La démocratisation à marche forcée des lycées et de l’Université, faite sans réflexions préalables sur les parcours, notamment les programmes enseignés, et sans modification substantielle des méthodes pédagogiques, a conduit à une forme d’impasse. En effet, elle a exercé un profond effet de désenchantement et de désillusion à l’égard de l’école dans les familles populaires qui dorénavant hésitent à pousser leurs enfants vers des études longues. Elle a aussi fortement contribué à restituer une vision strictement ‘’adéquationniste’’ de la relation formation/emploi dans l’enseignement supérieur, engageant ainsi l’Université dans une sorte de fuite en avant professionnalisante qui ne correspond pas à son histoire et pour laquelle elle n’est pas la mieux armée.

Cette vision recyclée du rapport formation/emploi ressort du constat que, si en Tunisie nous avons 300 000 chômeurs diplômés, il y a aussi 120 000 emplois vacants dans tous les secteurs de l’économie et des métiers, notamment dans celui des technologies de l’information et de la communication et du numérique.
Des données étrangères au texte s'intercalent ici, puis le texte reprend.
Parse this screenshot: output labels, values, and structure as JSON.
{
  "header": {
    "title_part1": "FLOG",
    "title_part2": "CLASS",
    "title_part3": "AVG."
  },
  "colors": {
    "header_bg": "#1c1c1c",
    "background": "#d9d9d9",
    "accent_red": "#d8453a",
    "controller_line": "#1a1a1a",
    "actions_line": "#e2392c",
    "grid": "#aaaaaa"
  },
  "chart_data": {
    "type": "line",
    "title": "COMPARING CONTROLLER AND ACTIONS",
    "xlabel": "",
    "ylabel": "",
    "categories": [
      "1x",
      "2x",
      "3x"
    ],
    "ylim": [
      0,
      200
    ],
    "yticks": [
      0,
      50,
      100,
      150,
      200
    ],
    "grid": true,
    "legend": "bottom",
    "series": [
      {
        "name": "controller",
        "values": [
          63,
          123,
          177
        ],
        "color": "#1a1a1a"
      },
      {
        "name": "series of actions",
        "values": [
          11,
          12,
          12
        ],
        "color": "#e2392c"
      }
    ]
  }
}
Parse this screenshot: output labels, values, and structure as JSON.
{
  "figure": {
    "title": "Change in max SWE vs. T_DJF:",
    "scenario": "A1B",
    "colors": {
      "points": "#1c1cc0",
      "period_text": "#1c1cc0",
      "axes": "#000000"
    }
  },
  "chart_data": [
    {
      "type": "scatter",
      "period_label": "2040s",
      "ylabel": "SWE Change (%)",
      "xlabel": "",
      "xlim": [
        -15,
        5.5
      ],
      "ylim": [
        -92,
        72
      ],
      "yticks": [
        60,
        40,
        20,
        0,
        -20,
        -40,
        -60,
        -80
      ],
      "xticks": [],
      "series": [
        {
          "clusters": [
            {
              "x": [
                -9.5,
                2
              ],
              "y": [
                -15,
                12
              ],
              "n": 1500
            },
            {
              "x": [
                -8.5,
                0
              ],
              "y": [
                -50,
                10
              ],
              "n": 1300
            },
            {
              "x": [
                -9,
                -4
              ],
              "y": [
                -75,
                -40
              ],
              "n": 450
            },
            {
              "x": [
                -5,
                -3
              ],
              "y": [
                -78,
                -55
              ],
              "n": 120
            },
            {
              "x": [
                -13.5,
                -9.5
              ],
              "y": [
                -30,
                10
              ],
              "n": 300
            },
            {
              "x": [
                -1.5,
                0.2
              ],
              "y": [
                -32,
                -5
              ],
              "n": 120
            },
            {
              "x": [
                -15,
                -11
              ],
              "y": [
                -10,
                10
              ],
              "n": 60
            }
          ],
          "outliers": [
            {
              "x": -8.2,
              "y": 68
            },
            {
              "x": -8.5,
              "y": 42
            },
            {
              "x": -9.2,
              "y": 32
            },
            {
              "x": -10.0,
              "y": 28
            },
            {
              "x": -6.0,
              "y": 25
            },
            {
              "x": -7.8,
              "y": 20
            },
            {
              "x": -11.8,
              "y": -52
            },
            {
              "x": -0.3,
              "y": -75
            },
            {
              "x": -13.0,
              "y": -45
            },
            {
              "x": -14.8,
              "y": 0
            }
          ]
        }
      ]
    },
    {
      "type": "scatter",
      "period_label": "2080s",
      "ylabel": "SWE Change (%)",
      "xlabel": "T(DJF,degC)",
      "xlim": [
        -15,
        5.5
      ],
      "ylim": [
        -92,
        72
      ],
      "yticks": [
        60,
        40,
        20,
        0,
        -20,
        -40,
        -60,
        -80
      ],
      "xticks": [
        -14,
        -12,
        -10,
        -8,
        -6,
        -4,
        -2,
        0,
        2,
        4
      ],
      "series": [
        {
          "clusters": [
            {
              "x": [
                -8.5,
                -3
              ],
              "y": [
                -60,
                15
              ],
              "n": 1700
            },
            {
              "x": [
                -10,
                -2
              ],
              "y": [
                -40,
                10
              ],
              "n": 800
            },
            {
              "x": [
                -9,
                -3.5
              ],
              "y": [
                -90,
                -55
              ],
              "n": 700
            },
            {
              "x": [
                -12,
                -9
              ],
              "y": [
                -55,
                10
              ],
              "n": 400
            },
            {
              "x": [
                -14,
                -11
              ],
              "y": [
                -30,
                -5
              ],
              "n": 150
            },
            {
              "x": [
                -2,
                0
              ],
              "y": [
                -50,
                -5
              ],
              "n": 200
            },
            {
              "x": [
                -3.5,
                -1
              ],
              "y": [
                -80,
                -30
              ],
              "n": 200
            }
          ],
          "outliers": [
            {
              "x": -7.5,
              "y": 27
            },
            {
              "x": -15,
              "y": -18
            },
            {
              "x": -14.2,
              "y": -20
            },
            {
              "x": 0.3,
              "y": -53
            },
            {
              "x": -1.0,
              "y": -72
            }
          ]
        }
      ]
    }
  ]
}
Tous les secteurs d’activité demandent de plus en plus de spécialistes capables de penser la complexité sociétale. De la formation aux compétences strictement techno-numériques la réflexion globale doit s’étendre aux compétences nécessitées par "l’ère digitale" toute entière que sont, par exemple, les capacités d’anticipation, l’esprit critique, l’imagination ou la créativité. Notre système d’enseignement supérieur se voit adresser le double défi de former plus de diplômés aux métiers de demain, et d’adapter l’ensemble des formations dispensées aux réalités d’une société vivant à l’ère, non plus de la simple connaissance, mais surtout du savoir-être et du savoir-faire. Ce n’est donc pas une N -ème réforme du système éducatif qui est exigée, mais une véritable révolution qui permettra de résoudre nombre de ses maux dont, la massification, la défaillance du processus d’orientation, le décrochage universitaire, la rénovation et l’accroissement de la qualité des modèles pédagogiques, l’insertion professionnelle des étudiants, le renforcement de l’attractivité des établissements d’éducation publics.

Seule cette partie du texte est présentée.